Novell has been one of the most prolific innovators in the IT industry for over the past two decades. Unfortunately, the company that should be a global IT leader today has suffered one bad management and marketing decision after another. Case in point: all this nifty, gee-whiz technology called Compiz for desktops originated with Novell. Do most people know that? I doubt it. They’re probably more familiar with the rift between Beryl and the original Compiz developers (and subsequent kiss-and-make up).
The reason that Novell barely gets credit for its work is that its marketing team never leads with anything remotely innovative. If they played it any safer they’d be asleep! Remember iFolder? Unless you’re a fan of information synchronization software you probably do not. iFolder was a Novell project that offered unparalleled functionality in the arena of client compatibility and server features. What happened to it? Novell did not know what to do with it and open sourced the code in order to wash their hands of the project.
In the next 52 weeks Novell needs to do what they do best: innovate. Then they need to do well the thing they do worst: they need to lead with their innovation. They need to create a mass marketing campaign around SUSE Linux and its new innovative features that will leave the other vendors in the dust. Novell needs to stop playing the shrinking violet and give a new generation of Linux users a reason to hold Novell SUSE Linux high above the other distributions.

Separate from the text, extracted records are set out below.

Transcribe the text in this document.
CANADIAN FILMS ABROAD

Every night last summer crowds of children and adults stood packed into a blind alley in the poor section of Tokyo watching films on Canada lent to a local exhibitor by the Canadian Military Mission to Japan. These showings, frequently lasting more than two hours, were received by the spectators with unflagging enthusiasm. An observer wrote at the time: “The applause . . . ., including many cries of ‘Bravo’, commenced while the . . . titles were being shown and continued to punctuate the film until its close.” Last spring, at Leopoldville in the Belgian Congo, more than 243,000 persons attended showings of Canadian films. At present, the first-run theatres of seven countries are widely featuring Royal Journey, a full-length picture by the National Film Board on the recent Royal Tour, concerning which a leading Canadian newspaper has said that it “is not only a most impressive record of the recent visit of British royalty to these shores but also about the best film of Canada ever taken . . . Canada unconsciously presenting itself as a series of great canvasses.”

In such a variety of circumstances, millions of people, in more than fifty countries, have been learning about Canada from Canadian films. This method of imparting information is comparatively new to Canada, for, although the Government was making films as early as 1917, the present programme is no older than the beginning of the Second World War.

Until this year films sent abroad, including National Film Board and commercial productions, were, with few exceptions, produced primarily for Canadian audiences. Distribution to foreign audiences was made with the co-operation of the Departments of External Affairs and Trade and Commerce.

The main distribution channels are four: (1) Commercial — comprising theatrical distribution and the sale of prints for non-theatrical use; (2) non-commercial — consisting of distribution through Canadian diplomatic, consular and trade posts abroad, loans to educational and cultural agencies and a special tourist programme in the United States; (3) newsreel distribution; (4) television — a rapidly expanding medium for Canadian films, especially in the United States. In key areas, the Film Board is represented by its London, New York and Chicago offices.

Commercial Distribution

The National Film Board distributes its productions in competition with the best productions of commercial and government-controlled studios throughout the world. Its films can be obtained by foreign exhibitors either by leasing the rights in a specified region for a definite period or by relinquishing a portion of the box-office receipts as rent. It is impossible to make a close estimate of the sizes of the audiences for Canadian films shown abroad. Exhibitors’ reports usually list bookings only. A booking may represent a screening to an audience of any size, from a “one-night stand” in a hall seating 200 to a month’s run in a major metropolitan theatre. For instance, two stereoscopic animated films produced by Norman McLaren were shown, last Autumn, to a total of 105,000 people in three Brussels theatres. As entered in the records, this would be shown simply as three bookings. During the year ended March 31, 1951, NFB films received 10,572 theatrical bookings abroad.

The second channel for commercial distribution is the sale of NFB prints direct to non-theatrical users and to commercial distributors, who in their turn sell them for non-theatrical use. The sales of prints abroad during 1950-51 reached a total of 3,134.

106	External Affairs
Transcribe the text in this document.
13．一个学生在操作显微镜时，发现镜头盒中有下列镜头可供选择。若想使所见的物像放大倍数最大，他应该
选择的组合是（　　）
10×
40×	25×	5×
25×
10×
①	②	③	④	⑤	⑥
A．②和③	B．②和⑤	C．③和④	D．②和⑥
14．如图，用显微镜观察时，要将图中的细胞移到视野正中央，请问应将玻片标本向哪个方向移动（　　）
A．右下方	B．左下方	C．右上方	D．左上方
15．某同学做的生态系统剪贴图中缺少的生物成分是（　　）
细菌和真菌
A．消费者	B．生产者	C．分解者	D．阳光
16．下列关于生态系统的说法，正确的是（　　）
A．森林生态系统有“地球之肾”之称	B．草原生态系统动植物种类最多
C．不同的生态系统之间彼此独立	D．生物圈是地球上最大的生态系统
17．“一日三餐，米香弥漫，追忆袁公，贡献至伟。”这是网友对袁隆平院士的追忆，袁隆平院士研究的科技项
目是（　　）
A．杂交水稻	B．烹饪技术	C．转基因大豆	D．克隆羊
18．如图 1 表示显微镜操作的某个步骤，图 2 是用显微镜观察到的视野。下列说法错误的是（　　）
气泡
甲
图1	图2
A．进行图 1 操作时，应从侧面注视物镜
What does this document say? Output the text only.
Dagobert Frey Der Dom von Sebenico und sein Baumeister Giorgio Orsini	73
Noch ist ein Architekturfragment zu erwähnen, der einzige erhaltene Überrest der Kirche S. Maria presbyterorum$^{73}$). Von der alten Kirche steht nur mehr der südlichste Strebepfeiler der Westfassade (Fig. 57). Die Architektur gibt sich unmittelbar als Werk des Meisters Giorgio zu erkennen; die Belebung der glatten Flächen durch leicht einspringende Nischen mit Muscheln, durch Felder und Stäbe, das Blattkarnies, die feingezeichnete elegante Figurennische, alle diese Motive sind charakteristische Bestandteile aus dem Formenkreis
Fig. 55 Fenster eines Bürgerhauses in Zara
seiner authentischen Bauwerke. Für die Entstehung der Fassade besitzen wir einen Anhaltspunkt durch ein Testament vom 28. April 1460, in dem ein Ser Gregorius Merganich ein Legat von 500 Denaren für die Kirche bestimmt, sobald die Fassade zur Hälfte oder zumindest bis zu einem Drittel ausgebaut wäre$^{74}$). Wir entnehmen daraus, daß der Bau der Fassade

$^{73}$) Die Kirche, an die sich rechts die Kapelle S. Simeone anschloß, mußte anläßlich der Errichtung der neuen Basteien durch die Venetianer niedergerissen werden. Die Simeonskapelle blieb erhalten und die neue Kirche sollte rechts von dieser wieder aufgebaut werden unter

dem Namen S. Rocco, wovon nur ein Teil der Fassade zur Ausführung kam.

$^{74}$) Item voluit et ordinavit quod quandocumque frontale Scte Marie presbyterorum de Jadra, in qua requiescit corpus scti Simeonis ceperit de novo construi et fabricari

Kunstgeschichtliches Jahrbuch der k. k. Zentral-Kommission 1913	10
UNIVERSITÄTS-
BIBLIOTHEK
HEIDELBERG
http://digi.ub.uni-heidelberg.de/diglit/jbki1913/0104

Ubuntu has become the desktop user’s Linux of choice in the past three years and shows no signs of slowing down. Canonical understands what Novell does not, and that is marketing. The marketing machine behind Ubuntu has been working non-stop. Additionally, it does not hurt that Mark Shuttleworth, Canonical’s founder and CEO, is as charismatic as Steve Jobs and is forming deals with independent hardware vendors that results in Ubuntu being offered by the likes of Dell on their laptops and desktops.
Canonical is correct in that their next move should be to penetrate the server market. From their server and JeOS versions of Ubuntu to their alliances with IHVs in hopes of getting Ubuntu officially supported on server hardware, they are doing everything correct. However, they could be doing more. Canonical is in the unique position of having herds of passionate users behind them. (Actually Apple is in the same position, but they seem to have forgotten that they are a computer company.) They have a loyalty base not seen on this side of OS X. Canonical needs to leverage this loyalty and create a vertical initiative that will provide even more features to its desktop users as long as the servers said users are connecting to run the Ubuntu OS. Think Bonjour for Ubuntu. There is no reason that Canonical cannot achieve this with Open Source projects either. From integrating Beagle with ZeroConf to collaborative TomBoy notes-sharing technology. It is all possible.
The ultimate achievement would be when Canonical finally creates an Active Directory-like system to integrate its server OS and desktop OS into a single, manageable environment.
A three-way see-saw
The Linux market is currently a three-way see-saw. Any of the big three vendors could change the balance of things. Do you have a different outlook? I’d love to hear it!